The ministry of chemicals and petrochemicals has taken up restructuring of public sector undertaking Hindustan Organic Chemicals Ltd. (HOCL) on top priority.
According to official sources, a proposal is being prepared to revive the plants of Kochi and Rasayani and re-start its operations. The objective is to make HOCL a bulk supplier of basic chemical and feedstock unit for downstream chemical companies.
According to sources, a sum of Rs 400-500 crore has been sought from the government for restructuring operations. They added that the chemicals to be procured from the HOCL Kochi plant will be acetone and phenol. The Rasayani plant could start the manufacturing of aniline, hydrogen peroxide, nitric acid and nitrogen oxide.
More From This Section
The restructuring is part of the national chemical policy prepared by the ministry. Major objectives of the policy include, increasing investments in the sector through facilitating capacity additions and ensuring the availability of necessary feedstock and quality infrastructure. Other objectives include increasing the domestic demand, adoption of cluster approach and encouraging development of ancillary industries around them, along with facilitating access to the latest technologies, assisting in up-gradation of the existing technologies and substitution of the outdated technologies.
HOCL has two manufacturing units, namely, phenol complex at Cochin and an integrated Nitro Aromatic Complex at Rasayani. Sources said, that this PSU post restructuring, could also be proposed for divestment. However no plans are yet firmed up.

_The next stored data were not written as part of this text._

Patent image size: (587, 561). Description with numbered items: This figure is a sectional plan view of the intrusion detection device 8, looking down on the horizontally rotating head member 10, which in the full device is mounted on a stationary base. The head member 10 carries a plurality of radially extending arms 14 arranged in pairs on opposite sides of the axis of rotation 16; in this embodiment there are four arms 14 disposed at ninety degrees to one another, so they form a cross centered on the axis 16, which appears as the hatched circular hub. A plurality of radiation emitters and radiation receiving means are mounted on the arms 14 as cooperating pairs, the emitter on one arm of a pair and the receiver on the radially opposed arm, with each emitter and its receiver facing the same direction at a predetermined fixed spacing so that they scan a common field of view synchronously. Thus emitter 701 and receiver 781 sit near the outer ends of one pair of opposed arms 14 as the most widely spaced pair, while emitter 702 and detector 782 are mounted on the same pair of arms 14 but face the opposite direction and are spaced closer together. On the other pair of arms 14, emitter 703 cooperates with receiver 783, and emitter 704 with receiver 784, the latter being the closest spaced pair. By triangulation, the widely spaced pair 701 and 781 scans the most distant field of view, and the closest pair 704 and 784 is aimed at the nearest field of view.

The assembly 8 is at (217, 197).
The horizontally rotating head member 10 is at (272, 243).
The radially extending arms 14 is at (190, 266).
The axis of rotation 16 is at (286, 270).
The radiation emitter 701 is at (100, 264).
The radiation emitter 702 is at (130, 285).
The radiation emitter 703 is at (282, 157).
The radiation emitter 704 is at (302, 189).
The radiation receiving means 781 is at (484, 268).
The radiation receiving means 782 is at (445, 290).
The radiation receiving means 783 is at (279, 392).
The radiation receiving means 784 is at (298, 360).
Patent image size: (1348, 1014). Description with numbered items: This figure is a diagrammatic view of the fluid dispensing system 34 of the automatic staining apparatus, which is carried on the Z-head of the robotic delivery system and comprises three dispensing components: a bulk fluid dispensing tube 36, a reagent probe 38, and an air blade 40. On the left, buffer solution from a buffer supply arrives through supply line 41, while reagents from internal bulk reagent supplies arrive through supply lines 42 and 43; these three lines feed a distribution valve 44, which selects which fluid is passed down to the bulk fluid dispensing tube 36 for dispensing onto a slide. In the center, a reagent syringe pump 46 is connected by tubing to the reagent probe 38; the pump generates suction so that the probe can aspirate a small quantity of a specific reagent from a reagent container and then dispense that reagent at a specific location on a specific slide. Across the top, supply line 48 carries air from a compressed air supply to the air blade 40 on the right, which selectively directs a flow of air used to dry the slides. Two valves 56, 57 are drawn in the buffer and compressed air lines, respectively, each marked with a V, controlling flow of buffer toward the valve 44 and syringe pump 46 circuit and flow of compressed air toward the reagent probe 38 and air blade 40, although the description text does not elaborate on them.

Meanwhile, the ministry of chemicals in its national chemical policy had proposed a chemical upgradation and innovation cess at the rate of 0.5% ad valorem on chemical industries. The aim is to collect funds for establishing a Technology Upgradation and Innovation Fund, which might be taken up in the ensuing budget.
The cess was in line with that imposed by the ministry of new and renewable energy to set up a clean energy fund or as with the case of the telecom fund of the department of telecommunications; in fact, DoT imposes a 5% cess on an operator’s gross revenue.
However, the chemical industry has been opposing the idea till date, stating its profitability is already badly hit from both lower exports and a glut at home.
Officials explained that the cess will help create the technological upgradation fund which the industry could avail to increase research and development (R&D) spending, from the existing 1-2% of their total expenditure to 5-6%.
The R&D spending could focus on aligning technology, demand, standards and regulations after examining emerging technologies and trends, they said. Another focus area could be creation of intellectual property rights (IPR) through synergy between academic centres, manufacturers, R&D centres, etc.
“The idea is to strengthen links in the complete value chain from research to IPR generation, product design, development and commercialisation, so as to become internationally competitive,” they said.